I was flipping through a magazine the other day and did a double take when I saw this ad. At first I thought the headline must be some kind of an inside joke within the cheese industry, a piece of jargon de fromage with which I was unfamiliar. But the more I looked at it, the more I became certain that this was done in earnest, that Cabot wants me to buy their cheese because this elderly cheese farmer is begging me to do so. Not sure if I've ever seen an advertiser resort so blatantly to GUILT as a communications strategy.

I do, in fact, feel sorry for this man, but only because of his outfit. Quite tragic.

Cabot

November 12, 2005

I'm SO going to Ireland now

I was flipping through Smithsonian magazine the other day; not because I wanted to but because it happened to be near the toilet.

Anyway, I spotted this gem from the Ireland Tourism Board and thought I'd share.

IrelandThe crazy thing is that somebody somewhere got paid to make this. The headline: "The Irish really are lucky. They get to live here."  Now shame on me for not being an expert on Irish architecture but is this a famous building? And famous or not, are the people who live here really that lucky? Sure, it's a nice, cozy place but "lucky" isn't really the word I would use to describe the people who live here. "Rustic" perhaps?

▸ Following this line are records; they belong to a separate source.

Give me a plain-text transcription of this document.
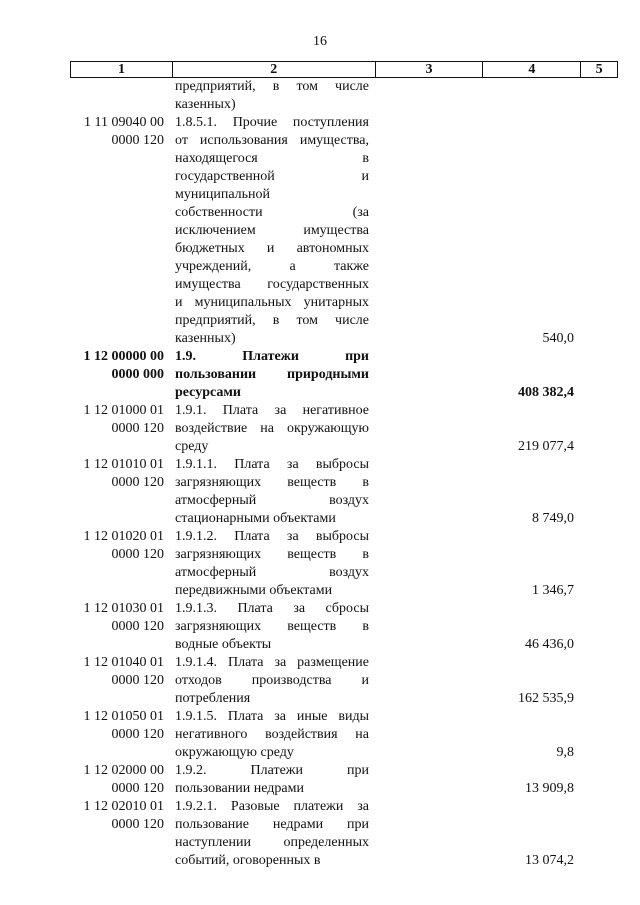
16
1	2	3	4	5
предприятий, в том числе
казенных)
1 11 09040 00 0000 120
1.8.5.1. Прочие поступления
от использования имущества,
находящегося в
государственной и
муниципальной
собственности (за
исключением имущества
бюджетных и автономных
учреждений, а также
имущества государственных
и муниципальных унитарных
предприятий, в том числе
казенных)	540,0
1 12 00000 00 0000 000
1.9. Платежи при
пользовании природными
ресурсами	408 382,4
1 12 01000 01 0000 120
1.9.1. Плата за негативное
воздействие на окружающую
среду	219 077,4
1 12 01010 01 0000 120
1.9.1.1. Плата за выбросы
загрязняющих веществ в
атмосферный воздух
стационарными объектами	8 749,0
1 12 01020 01 0000 120
1.9.1.2. Плата за выбросы
загрязняющих веществ в
атмосферный воздух
передвижными объектами	1 346,7
1 12 01030 01 0000 120
1.9.1.3. Плата за сбросы
загрязняющих веществ в
водные объекты	46 436,0
1 12 01040 01 0000 120
1.9.1.4. Плата за размещение
отходов производства и
потребления	162 535,9
1 12 01050 01 0000 120
1.9.1.5. Плата за иные виды
негативного воздействия на
окружающую среду	9,8
1 12 02000 00 0000 120
1.9.2. Платежи при
пользовании недрами	13 909,8
1 12 02010 01 0000 120
1.9.2.1. Разовые платежи за
пользование недрами при
наступлении определенных
событий, оговоренных в	13 074,2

This debate, of course, is far from the point. Shouldn't the ad make me want to visit Ireland?

What the fuck was this creative team thinking? I'm very confused.

Anyone know who did this ad? I'm starting to think that this industry needs more self-policing. If somebody out there can find the responsible parties, I promise to get to the bottom of this. We simply shouldn't allow ads like this to happen.


November 06, 2005

The Printed Turd

The first real ad medium (print) appears to be a dying one.

One big reason: nobody is reading magazines any more—especially dudes. Frankly, we'd rather be playing video games or checkin' out porn on the interweb.

That said, print is still the medium most ad students learn first. Why? Because ideas (or lack thereof) cannot hide in print.

So why is it that most print blows as much as it does? Most of it, in fact, is downright laughable.

In the biz, we love to critique television, but print seems to get a free pass, as if it's OK to screw up here as long as you get the TV right or you have a sweet viral campaign.

Sorry, lazy creatives, there's no free pass here at AWP. I'm watching you.

(Below, we see that Plantronics headsets were used on the moon. And judging by the woman in this photo, their headsets also appear to be quite popular on the showchoir scene as well.)

Plantronic_1

October 16, 2005

Turd of the Day

BlossomHeadline: "Marketing. Manufacturing. Marigolds. Whatever line of business you're in, Verizon Broadband can help it blossom."

Holy mother of God this ad is a disgrace.

I'm shocked and awed for three reasons:

1) A team came up with this idea and considered it good enough to present to their creative director.

2) A creative director decided this idea was good enough to present to a client.

3) A client liked this idea enough to go out and shoot it.


October 01, 2005

Hane-ous

Martin Agency, did you do this? If so, I'm very sorry. You must be getting bent over by the folks at Hanes pretty badly in order for you to have to put a crapwad of a campaign like this together.